Moore's initial mix of mythology, humor, fantasy, whimsy and commentary was a kind of australopithecus from which work like Buffy the Vampire Slayer and Zombieland and Warm Bodies evolved. "You'll have power. You'll be immortal," the book's tagline tells us. "But there's a Catch. And he eats people." That's because Catch is a demon, conjured up sort of unwillingly in the early decades of the 20th century by a now-defrocked priest named Travis. Catch gives Travis immortality and the power to sort of control the demon's actions, but he's still a demon, and his form of sustenance is people. Though Travis tries to steer Catch towards eating people who deserve it, he's not happy anymore with the cost of his immortality and power.

Travis and Catch come to Pine Cove, where they will face off against the Djinn, Catch's ancient foe, and the allies the Djinn recruits to his cause.

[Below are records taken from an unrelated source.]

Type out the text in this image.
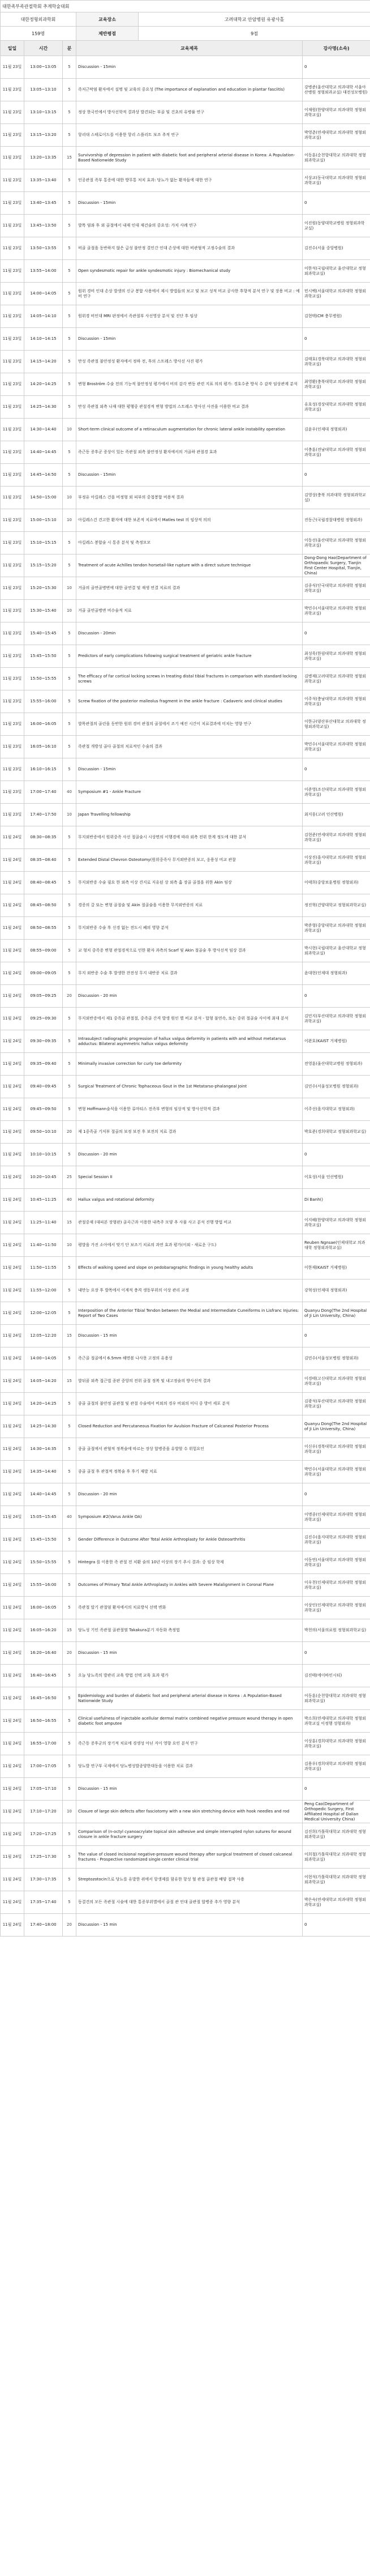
대한족부족관절학회 추계학술대회					
대한정형외과학회			교육장소	고려대학교 안암병원 유광사홀	
159명			제반평점	9점	
일일	시간	분	교육제목		강사명(소속)
11월 23일	13:00~13:05	5	Discussion - 15min		0
11월 23일	13:05~13:10	5	족저근막염 환자에서 설명 및 교육의 중요성 (The importance of explanation and education in plantar fasciitis)		강병준(울산대학교 의과대학 서울아산병원 정형외과교실) 대전성모병원)
11월 23일	13:10~13:15	5	정상 한국인에서 방사선학적 결과상 발견되는 부골 및 건초의 유병률 연구		이재원(한양대학교 의과대학 정형외과학교실)
11월 23일	13:15~13:20	5	항리대 스테로이드를 이용한 항리 스플리트 보조 추적 연구		박영춘(연세대학교 의과대학 정형외과학교실)
11월 23일	13:20~13:35	15	Survivorship of depression in patient with diabetic foot and peripheral arterial disease in Korea: A Population-Based Nationwide Study		이동훈(순천향대학교 의과대학 정형외과학교실)
11월 23일	13:35~13:40	5	인공관절 족부 통증에 대한 방무통 처치 효과: 당뇨가 없는 환자들에 대한 연구		서상교(동국대학교 의과대학 정형외과학교실)
11월 23일	13:40~13:45	5	Discussion - 15min		0
11월 23일	13:45~13:50	5	발목 염좌 후 외 골절에서 내재 인대 재건술의 중요성: 가치 사례 연구		이진원(동양대학교병원 정형외과학교실)
11월 23일	13:50~13:55	5	비골 골절을 동반하지 않은 급성 불안정 결인간 인대 손상에 대한 비관혈적 고정수술의 결과		김진수(서울 중앙병원)
11월 23일	13:55~14:00	5	Open syndesmotic repair for ankle syndesmotic injury : Biomechanical study		이한석(국립대학교 울산대학교 정형외과학교실)
11월 23일	14:00~14:05	5	원위 경비 인대 손상 발생의 신규 봉합 사용에서 제시 방법들의 보고 및 보고 성적 비교 공사한 후향적 분석 연구 및 장용 비교 : 예비 연구		민시백(서울대학교 의과대학 정형외과학교실)
11월 23일	14:05~14:10	5	원위경 비인대 MRI 판정에서 족관절부 사선영상 분석 및 진단 후 임상		김현택(CM 충무병원)
11월 23일	14:10~14:15	5	Discussion - 15min		0
11월 23일	14:15~14:20	5	만성 족관절 불안정성 환자에서 정하 전, 후의 스트레스 방사선 사진 평가		김태호(경북대학교 의과대학 정형외과학교실)
11월 23일	14:20~14:25	5	변형 Broström 수술 전의 기능적 불안정성 평가에서 비의 감각 변동 관련 지표 의의 평가: 경호수준 방식 수 감작 임상관계 분석		최영환(충북대학교 의과대학 정형외과학교실)
11월 23일	14:25~14:30	5	만성 족관절 외측 나재 대한 평행중 관절경적 변형 방법의 스트레스 방사선 사진을 이용한 비교 결과		유호성(경상대학교 의과대학 정형외과학교실)
11월 23일	14:30~14:40	10	Short-term clinical outcome of a retinaculum augmentation for chronic lateral ankle instability operation		김윤우(인제대 정형외과)
11월 23일	14:40~14:45	5	족근동 증후군 증상이 있는 족관절 외측 불안정성 환자에서의 거골하 관절경 효과		이충훈(전남대학교 의과대학 정형외과학교실)
11월 23일	14:45~14:50	5	Discussion - 15min		0
11월 23일	14:50~15:00	10	부정유 아킬레스 건을 비정형 외 피부의 중첩봉합 비용적 결과		김영상(충북 의과대학 정형외과학교실)
11월 23일	15:00~15:10	10	아킬레스건 견고한 환자에 대한 보존적 치료에서 Matles test 의 임상적 의의		진동근(국립경찰대병원 정형외과)
11월 23일	15:10~15:15	5	아킬레스 봉합술 시 통증 분석 및 측정모모		이동선(울산대학교 의과대학 정형외과학교실)
11월 23일	15:15~15:20	5	Treatment of acute Achilles tendon horsetail-like rupture with a direct suture technique		Dong-Dong Hao(Department of Orthopaedic Surgery, Tianjin First Center Hospital, Tianjin, China)
11월 23일	15:20~15:30	10	거골의 골연골병변에 대한 골연결 및 재생 연결 치료의 결과		김종식(단국대학교 의과대학 정형외과학교실)
11월 23일	15:30~15:40	10	거골 골연골병변 비수술적 치료		박민수(서울대학교 의과대학 정형외과학교실)
11월 23일	15:40~15:45	5	Discussion - 20min		0
11월 23일	15:45~15:50	5	Predictors of early complications following surgical treatment of geriatric ankle fracture		최성욱(한림대학교 의과대학 정형외과학교실)
11월 23일	15:50~15:55	5	The efficacy of far cortical locking screws in treating distal tibial fractures in comparison with standard locking screws		김병재(고려대학교 의과대학 정형외과학교실)
11월 23일	15:55~16:00	5	Screw fixation of the posterior malleolus fragment in the ankle fracture : Cadaveric and clinical studies		이주석(충남대학교 의과대학 정형외과학교실)
11월 23일	16:00~16:05	5	발목관절의 골린을 동반한 원위 경비 관절의 골절에서 조기 예진 시간이 치료결과에 미치는 영향 연구		이한규(양산부산대학교 의과대학 정형외과학교실)
11월 23일	16:05~16:10	5	족관절 개방성 골다 골절의 치료적인 수술의 결과		박민수(서울대학교 의과대학 정형외과학교실)
11월 23일	16:10~16:15	5	Discussion - 15min		0
11월 23일	17:00~17:40	40	Symposium #1 - Ankle Fracture		이준영(조선대학교 의과대학 정형외과학교실)
11월 23일	17:40~17:50	10	Japan Travelling fellowship		최지웅(고려 인산병원)
11월 24일	08:30~08:35	5	무지외반증에서 원위중족 사선 절골술시 시상면의 이행경에 따라 외측 전위 한계 정도에 대한 분석		김현준(연세대학교 의과대학 정형외과학교실)
11월 24일	08:35~08:40	5	Extended Distal Chevron Osteotomy(원위중족사 무지외반증의 보고, 응용성 비교 관찰		이상진(을지대학교 의과대학 정형외과학교실)
11월 24일	08:40~08:45	5	무지외반증 수술 필요 한 외측 이상 견지로 지유된 상 외측 홈 장골 골절을 위한 Akin 임상		이태희(중앙보훈병원 정형외과)
11월 24일	08:45~08:50	5	경증의 갈 또는 변형 골절술 및 Akin 절골술을 이용한 무지외반증의 치료		정진혁(건양대학교 정형외과학교실)
11월 24일	08:50~08:55	5	무지외반증 수술 후 신경 없는 전도시 폐의 영향 분석		박준형(중앙대학교 의과대학 정형외과학교실)
11월 24일	08:55~09:00	5	교 형치 중족증 변형 관절경적으로 인한 환자 과측의 Scarf 및 Akin 절골술 후 방사선적 임상 결과		박시현(국립대학교 울산대학교 정형외과학교실)
11월 24일	09:00~09:05	5	무지 외반증 수술 후 발생한 잔전성 무지 내반증 치료 결과		윤대현(인제대 정형외과)
11월 24일	09:05~09:25	20	Discussion - 20 min		0
11월 24일	09:25~09:30	5	무지외반증에서 제1 중족골 관절절, 중족골 간격 발생 원인 별 비교 분석 - 합형 불연속, 또는 중위 절골술 사이에 최대 분석		김민지(부산대학교 의과대학 정형외과학교실)
11월 24일	09:30~09:35	5	Intrasubject radiographic progression of hallux valgus deformity in patients with and without metatarsus adductus: Bilateral asymmetric hallux valgus deformity		이완호(KAIST 거제병원)
11월 24일	09:35~09:40	5	Minimally invasive correction for curly toe deformity		전영훈(울산대학교병원 정형외과)
11월 24일	09:40~09:45	5	Surgical Treatment of Chronic Tophaceous Gout in the 1st Metatarso-phalangeal Joint		김민수(서울성모병원 정형외과)
11월 24일	09:45~09:50	5	변형 Hoffmann술식을 이용한 류마티스 전족부 변형의 임상적 및 방사선학적 결과		이주선(을지대학교 정형외과)
11월 24일	09:50~10:10	20	제 1중족골 기저부 절골의 보정 보전 후 보전의 치료 결과		박호준(경희대학교 정형외과학교실)
11월 24일	10:10~10:15	5	Discussion - 20 min		0
11월 24일	10:20~10:45	25	Special Session II		이호성(서울 인산병원)
11월 24일	10:45~11:25	40	Hallux valgus and rotational deformity		Di Banh()
11월 24일	11:25~11:40	15	관절중재 (대피본 장형판) 골곡근과 이용한 내측주 모양 추 사물 사고 분석 진행 방법 비교		이지혜(한양대학교 의과대학 정형외과학교실)
11월 24일	11:40~11:50	10	평발을 가진 소아에서 맞기 단 보조기 치료의 과연 효과 평가(이외 - 새로운 구도)		Reuben Ngnsae(인제대학교 의과대학 정형외과학교실)
11월 24일	11:50~11:55	5	Effects of walking speed and slope on pedobaragraphic findings in young healthy adults		이한재(KAIST 거제병원)
11월 24일	11:55~12:00	5	내만능 요장 후 발목에서 이계적 충격 생동부위의 이상 관리 교정		강혁성(인제대 정형외과)
11월 24일	12:00~12:05	5	Interposition of the Anterior Tibial Tendon between the Medial and Intermediate Cuneiforms in Lisfranc Injuries: Report of Two Cases		Quanyu Dong(The 2nd Hospital of Ji Lin University, China)
11월 24일	12:05~12:20	15	Discussion - 15 min		0
11월 24일	14:00~14:05	5	족근골 절골에서 6.5mm 해면볼 나사못 고정의 유용성		김민수(서울성모병원 정형외과)
11월 24일	14:05~14:20	15	발뒤꿈 외측 접근법 종판 중앙의 전위 골절 정복 및 내고정술의 방사선적 결과		이경태(고신대학교 의과대학 정형외과학교실)
11월 24일	14:20~14:25	5	종골 골절의 불안정 골관절 및 관절 수술에서 비외의 경우 비외의 미디 중 방어 세포 분석		김광석(부산대학교 의과대학 정형외과학교실)
11월 24일	14:25~14:30	5	Closed Reduction and Percutaneous Fixation for Avulsion Fracture of Calcaneal Posterior Process		Quanyu Dong(The 2nd Hospital of Ji Lin University, China)
11월 24일	14:30~14:35	5	종골 골절에서 관혈적 정복술에 따르는 장상 합병증을 유발할 수 위험요인		이신우(경북대학교 의과대학 정형외과학교실)
11월 24일	14:35~14:40	5	종골 골절 후 관절적 정복술 후 후기 재발 치료		박민수(서울대학교 의과대학 정형외과학교실)
11월 24일	14:40~14:45	5	Discussion - 20 min		0
11월 24일	15:05~15:45	40	Symposium #2(Varus Ankle OA)		이명종(인제대학교 의과대학 정형외과학교실)
11월 24일	15:45~15:50	5	Gender Difference in Outcome After Total Ankle Arthroplasty for Ankle Osteoarthritis		김진수(을지대학교 의과대학 정형외과학교실)
11월 24일	15:50~15:55	5	Hintegra 를 이용한 족 관절 전 치환 술의 10년 이상의 장기 추시 결과: 중 임상 학제		이동연(서울대학교 의과대학 정형외과학교실)
11월 24일	15:55~16:00	5	Outcomes of Primary Total Ankle Arthroplasty in Ankles with Severe Malalignment in Coronal Plane		이우천(인제대학교 의과대학 정형외과학교실)
11월 24일	16:00~16:05	5	족관절 말기 관절염 환자에서의 치료방식 선택 변화		이상인(인제대학교 의과대학 정형외과학교실)
11월 24일	16:05~16:20	15	당뇨성 기인 족관절 골관절염 Takakura분기 자동화 측정법		박천의(서울의료원 정형외과학교실)
11월 24일	16:20~16:40	20	Discussion - 15 min		0
11월 24일	16:40~16:45	5	오늘 당뇨족의 발관리 교육 방법 선택 교육 효과 평가		김진태(에이바인시티)
11월 24일	16:45~16:50	5	Epidemiology and burden of diabetic foot and peripheral arterial disease in Korea : A Population-Based Nationwide Study		이동훈(순천향대학교 의과대학 정형외과학교실)
11월 24일	16:50~16:55	5	Clinical usefulness of injectable acellular dermal matrix combined negative pressure wound therapy in open diabetic foot amputee		박소희(연세대학교 의과대학 정형외과학교실 이정행 성형외과)
11월 24일	16:55~17:00	5	족근동 증후군의 장기적 치료에 경생성 아닌 지이 영향 요인 분석 연구		이상훈(경희대학교 의과대학 정형외과학교실)
11월 24일	17:00~17:05	5	당뇨발 연구부 국제에서 당뇨병성발종양한대동을 이용한 치료 결과		김용우(경희대학교 의과대학 정형외과학교실)
11월 24일	17:05~17:10	5	Discussion - 15 min		0
11월 24일	17:10~17:20	10	Closure of large skin defects after fasciotomy with a new skin stretching device with hook needles and rod		Peng Cao(Department of Orthopedic Surgery, First Affiliated Hospital of Dalian Medical University China)
11월 24일	17:20~17:25	5	Comparison of (n-octyl cyanoacrylate topical skin adhesive and simple interrupted nylon sutures for wound closure in ankle fracture surgery		김진희(가톨릭대학교 의과대학 정형외과학교실)
11월 24일	17:25~17:30	5	The value of closed incisional negative-pressure wound therapy after surgical treatment of closed calcaneal fractures - Prospective randomized single center clinical trial		이희철(가톨릭대학교 의과대학 정형외과학교실)
11월 24일	17:30~17:35	5	Streptozotocin으로 당뇨를 유발한 쥐에서 항생제를 함유한 항성 혈 관절 골관절 배양 접착 사용		이현석(가톨릭대학교 의과대학 정형외과학교실)
11월 24일	17:35~17:40	5	동결견의 모든 족관절 시술에 대한 통증부위별에서 골절 관 인대 골관절 합병증 추가 영향 분석		박은숙(연세대학교 의과대학 정형외과학교실)
11월 24일	17:40~18:00	20	Discussion - 15 min		0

Moore excels at planting his fantastic elements in the middle of everyday life in a small California coastal town, weaving them together as well as Joss Whedon ever did in Sunnydale or Stephen King in Derry. His straight-man-styled narrative makes the quirks of the Djinn and dark humor of Catch stand out all the more and makes Practical Demonkeeping that much more fun.

What happened to Moore following this book is a mystery. Aside from a brief reanimation in Bloodsucking Fiends, nothing he's done in the nearly 20 years since comes anywhere close and much of it has been just awful, as the aforementioned Lust-Lizard and Island demonstrate. But every couple of years you can haul Practical Demonkeeping off the shelf and reread it for a few hours of supernatural chuckles and a little insightful commentary on what might make even good people seek evil...and what that choice will cost.